Anete S Grumach, MD, PhD 1,4; Flavio de Queiroz-Telles Filho, MD, PhD 2; Nelson Rosario Filho, MD, PhD 3; Rosemeire Navickas Constantino-Silva, PhD 4; Mélanie Migaud, BSc 5; Fanny Lanternier, MD, PhD 5; Jean Laurent Casanova, MD, PhD 5,6,7; Anne Puel, PhD 5,6.
1) Outpatient group of Recurrent Infections, Department of Pediatrics and Clinical Medicine, Faculty of Medicine ABC, Santo Andre, SP, Brazil; 2) Department of Health Community, Federal University of Parana, Curitiba, PR, Brazil; 3) Department of Pediatrics, Federal University of Paraná, Curitiba, PR, Brazil; 4) Laboratory of Clinical Immunology, Center of Research, Faculty of Medicine ABC, Santo Andre, SP, Brazil; 5) Laboratory of Human Genetics of Infectious Diseases, Université Paris Descartes-Sorbonne, Paris, France; 6) St Giles Laboratory of Human Genetics of Infectious Diseases, The Rockefeller University, New York, NY, USA; 7) Howard Hughes Medical Institute, Rockefeller Foundation, New York, USA
Background: Deep dermatophytosis had been described in HIV and immunosupressed patients. Recently, the association with autosomal recessive CARD9 deficiency was found in individuals previously classified as “immunocompetent”. We describe a new CARD9 mutation associated with dermatophytosis.
Methods: We report a 24-year-old Brazilian male with deep dermatophytosis with Trichophyton mentagrophytes isolated from the skin lesions. Opsonophagocyosis of Candida was performed. CARD9was amplified with specific primers.

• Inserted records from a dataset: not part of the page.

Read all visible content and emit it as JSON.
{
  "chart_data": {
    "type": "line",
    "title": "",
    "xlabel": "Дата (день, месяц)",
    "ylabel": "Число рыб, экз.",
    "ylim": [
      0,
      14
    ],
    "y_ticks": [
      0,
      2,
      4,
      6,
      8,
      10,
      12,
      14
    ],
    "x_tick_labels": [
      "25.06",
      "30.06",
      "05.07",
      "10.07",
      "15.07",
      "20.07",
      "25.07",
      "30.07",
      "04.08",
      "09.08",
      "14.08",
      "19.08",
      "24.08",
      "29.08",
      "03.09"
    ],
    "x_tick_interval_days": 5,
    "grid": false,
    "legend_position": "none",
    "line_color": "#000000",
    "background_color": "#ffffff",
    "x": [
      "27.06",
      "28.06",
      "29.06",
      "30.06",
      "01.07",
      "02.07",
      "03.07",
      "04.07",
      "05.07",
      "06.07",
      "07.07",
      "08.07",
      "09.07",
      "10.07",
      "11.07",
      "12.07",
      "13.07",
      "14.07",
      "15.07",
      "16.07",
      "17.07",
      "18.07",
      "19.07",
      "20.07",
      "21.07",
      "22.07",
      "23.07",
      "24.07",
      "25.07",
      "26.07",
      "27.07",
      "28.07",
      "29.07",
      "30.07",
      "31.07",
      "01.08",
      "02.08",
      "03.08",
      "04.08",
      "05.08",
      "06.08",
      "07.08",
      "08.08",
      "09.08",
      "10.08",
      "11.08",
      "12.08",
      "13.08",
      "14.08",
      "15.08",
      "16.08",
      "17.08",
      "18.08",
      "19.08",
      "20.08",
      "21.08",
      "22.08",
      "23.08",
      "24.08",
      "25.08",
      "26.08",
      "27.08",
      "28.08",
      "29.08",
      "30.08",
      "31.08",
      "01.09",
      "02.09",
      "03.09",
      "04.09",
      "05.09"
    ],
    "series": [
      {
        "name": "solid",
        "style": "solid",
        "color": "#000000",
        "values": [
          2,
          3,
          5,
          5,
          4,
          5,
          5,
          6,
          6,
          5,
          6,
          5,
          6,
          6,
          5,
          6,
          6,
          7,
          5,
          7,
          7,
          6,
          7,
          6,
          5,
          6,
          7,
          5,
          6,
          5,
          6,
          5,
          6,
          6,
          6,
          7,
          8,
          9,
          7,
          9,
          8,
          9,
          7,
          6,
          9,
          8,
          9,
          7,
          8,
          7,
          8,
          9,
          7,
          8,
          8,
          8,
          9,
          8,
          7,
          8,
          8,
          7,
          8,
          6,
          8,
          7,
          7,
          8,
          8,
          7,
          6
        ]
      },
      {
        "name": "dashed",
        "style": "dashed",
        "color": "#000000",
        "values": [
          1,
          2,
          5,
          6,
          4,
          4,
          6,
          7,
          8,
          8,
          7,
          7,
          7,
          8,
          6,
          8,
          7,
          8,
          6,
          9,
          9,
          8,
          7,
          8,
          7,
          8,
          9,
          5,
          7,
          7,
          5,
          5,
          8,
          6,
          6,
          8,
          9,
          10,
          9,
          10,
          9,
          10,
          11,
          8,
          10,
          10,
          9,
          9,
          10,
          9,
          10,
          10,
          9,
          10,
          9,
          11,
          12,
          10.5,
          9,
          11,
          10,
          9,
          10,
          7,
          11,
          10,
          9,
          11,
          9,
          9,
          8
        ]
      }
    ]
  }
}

Results: The symptoms initiated with oral candidiasis at 3 years old, generalized afterwars and treated with oral and local therapy. At 11 years old well delimitated, descamative and pruriginosus skin lesions appeared; ketoconazol and itraconazole were maintained for 5 years. At 14 years old, the lesions were ulcerative, secretive and painful in the shoulders (15cm of diameter); terbinafine and posaconazole were used without result. His brother presents superficial dermatophytosis. A homozygous mutation in CARD9 exon 3(R101S) was identified in the patient. His parents, one brother (with superficial dermatophytosis) and one sister are heterozygous for this mutation. Laboratory evaluations showed eosinophilia and high IgE levels; Candida killing was clearly impaired in the patient.
Conclusions: This is the first report of CARD9 deficiency in a Brazilian family and the first report of a CARD9 R101S mutation. A different mutation affecting the same amino-acid (R101C) had been previously described in two Moroccan siblings with deep dermatophytosis.